1. Letters From A Tory

This is pathetic. How anyone in Brown’s team can think it’s appropriate / beneficial to start pointing fingers in true school-playground style when there are such serious issue at stake is beyond me. No doubt Mandelson had a hand in all this.

This looks to me like an attempted coup by the Blairites- at the moment it looks to have failed. Milliband was the key and he has bottled it.

Why am I surprised?

Good news is that, assuming Purnell’s gamble has failed, it will be some time before we have to listen to him again and to have gone it alone suddenly looks stupid rather than brave .

So are we saying that New Labour are incompetent at political machination as well as everything else?

3. Lee Griffin

Because of all this I’m actually coming down slightly in favour of Brown. I don’t think that Labour can win at the next GE, but I think now there is a possibility they can salvage something away from complete destruction.

If Brown keeps his head down, keeps working, but mainly just gets on with reform of the politics of this country then people will become a bit more reasonable. These calls for a general election now are ridiculous, and I believe Purnell and co have gifted Brown the reason to carry on.

If they had stuck it out, and Brown was forced to look like the only one in meltdown then it would have been likely the party could have forced him out over the next few months. Now…well, he’ll have a largely new team, he’ll try and reboot the narrative…they’ve given him a lifeline to survive until May as far as I’m concerned

Lee, I don’t think your predictions of what Brown will do square with the reality of how he has acted over the past two years as Prime Minister. He will lurch from crisis to crisis until he has no moral authority left and Labour’s subsequent general election defeat will be enough to keep them in opposition for another 18 years.

“just gets on with reform of the politics of this country” He has neither the courage nor the will to do any such thing, let alone get anything else done. He is finished.

5. Lee Griffin

I said if, I’m not exactly saying I have any faith in Brown, but if he has even the tiniest pinch of sense then he would not give in on elections.
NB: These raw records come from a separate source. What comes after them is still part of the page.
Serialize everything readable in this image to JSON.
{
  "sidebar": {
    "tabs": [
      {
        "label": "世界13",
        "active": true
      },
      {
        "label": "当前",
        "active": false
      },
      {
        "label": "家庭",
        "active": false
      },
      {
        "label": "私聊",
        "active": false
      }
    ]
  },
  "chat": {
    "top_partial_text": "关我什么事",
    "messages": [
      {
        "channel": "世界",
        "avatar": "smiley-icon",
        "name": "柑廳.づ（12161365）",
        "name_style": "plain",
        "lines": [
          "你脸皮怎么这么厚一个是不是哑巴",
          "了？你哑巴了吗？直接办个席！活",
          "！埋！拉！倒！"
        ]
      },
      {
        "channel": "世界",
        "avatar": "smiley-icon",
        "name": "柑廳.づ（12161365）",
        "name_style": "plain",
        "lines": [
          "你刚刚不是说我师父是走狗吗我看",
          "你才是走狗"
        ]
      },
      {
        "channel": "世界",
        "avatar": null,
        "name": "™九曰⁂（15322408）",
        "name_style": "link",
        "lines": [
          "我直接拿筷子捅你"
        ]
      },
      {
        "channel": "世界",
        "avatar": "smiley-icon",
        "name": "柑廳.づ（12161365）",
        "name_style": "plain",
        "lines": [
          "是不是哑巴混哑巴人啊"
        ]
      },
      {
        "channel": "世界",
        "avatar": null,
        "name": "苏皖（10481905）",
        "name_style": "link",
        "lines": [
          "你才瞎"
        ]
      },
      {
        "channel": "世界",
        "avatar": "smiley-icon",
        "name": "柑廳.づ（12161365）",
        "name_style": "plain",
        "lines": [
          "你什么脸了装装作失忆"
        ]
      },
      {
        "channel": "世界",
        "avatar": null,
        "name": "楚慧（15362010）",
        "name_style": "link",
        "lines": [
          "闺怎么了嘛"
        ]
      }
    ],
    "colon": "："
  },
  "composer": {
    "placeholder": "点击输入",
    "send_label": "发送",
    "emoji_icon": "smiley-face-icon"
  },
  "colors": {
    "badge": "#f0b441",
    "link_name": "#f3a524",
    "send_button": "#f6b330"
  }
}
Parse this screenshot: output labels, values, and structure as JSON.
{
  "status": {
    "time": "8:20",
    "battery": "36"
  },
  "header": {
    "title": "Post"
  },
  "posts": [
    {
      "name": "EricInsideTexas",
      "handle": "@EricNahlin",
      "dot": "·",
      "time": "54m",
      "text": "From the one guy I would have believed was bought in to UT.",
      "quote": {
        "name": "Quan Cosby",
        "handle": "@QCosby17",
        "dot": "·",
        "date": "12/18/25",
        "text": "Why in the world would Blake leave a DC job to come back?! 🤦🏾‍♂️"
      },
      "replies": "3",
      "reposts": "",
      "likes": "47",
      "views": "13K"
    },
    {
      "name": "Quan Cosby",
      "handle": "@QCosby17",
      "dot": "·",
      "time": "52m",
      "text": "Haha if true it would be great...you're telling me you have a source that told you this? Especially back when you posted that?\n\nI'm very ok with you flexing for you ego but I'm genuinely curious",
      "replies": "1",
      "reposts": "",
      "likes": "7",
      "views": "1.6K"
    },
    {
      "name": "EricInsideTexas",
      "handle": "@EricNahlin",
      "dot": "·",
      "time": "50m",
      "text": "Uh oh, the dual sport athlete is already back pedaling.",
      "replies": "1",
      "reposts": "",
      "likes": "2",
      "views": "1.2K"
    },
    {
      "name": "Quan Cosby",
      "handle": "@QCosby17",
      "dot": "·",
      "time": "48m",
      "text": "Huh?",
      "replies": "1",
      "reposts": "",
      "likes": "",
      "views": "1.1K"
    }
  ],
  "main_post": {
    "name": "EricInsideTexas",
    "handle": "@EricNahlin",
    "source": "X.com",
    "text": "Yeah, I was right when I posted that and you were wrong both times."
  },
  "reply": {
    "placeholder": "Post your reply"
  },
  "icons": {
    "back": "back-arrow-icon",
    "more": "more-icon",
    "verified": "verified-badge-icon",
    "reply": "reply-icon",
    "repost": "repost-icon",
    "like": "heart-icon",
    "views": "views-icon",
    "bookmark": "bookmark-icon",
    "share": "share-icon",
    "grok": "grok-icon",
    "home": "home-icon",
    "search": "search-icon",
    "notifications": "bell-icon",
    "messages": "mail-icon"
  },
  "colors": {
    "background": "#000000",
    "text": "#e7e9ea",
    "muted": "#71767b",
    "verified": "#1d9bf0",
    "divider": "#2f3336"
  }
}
He will take a hit in the polls now as people dislike it, but if the outcome is an election next year that is fairer for the public, and ensures that the next 4-5 years will be more accountable (the alternative with the Tories, and to a degree the Lib Dems being to change things after an election, promises promises, and the earliest we’d see any real effect would be 2014)…he will gain some forgiveness for the current chaos.

Not much, probably not to come close to a win, but it is his *only* option, if he chooses to take it is up to him.

To be honest, the Mail is probably in the position of a dog with two dicks on this story: whom do they hate most out of Brown, New Labour, the Guardian or (cherchez la femme) Polly Toynbee, even as they relish the infighting? And it’s only now that Brown’s team have realised that Toynbee doesn’t love Gordon any more? What bit of ‘private encouragement’ was Toynbee’s recent columns in which she practically all but said: ‘I’ve bought the knives and sharpened them specially so you can stab Gordon good and proper’? Still, judging from the news that Alan Johnson is to be Home Secretary, Toynbee’s fox has been well and truly shot.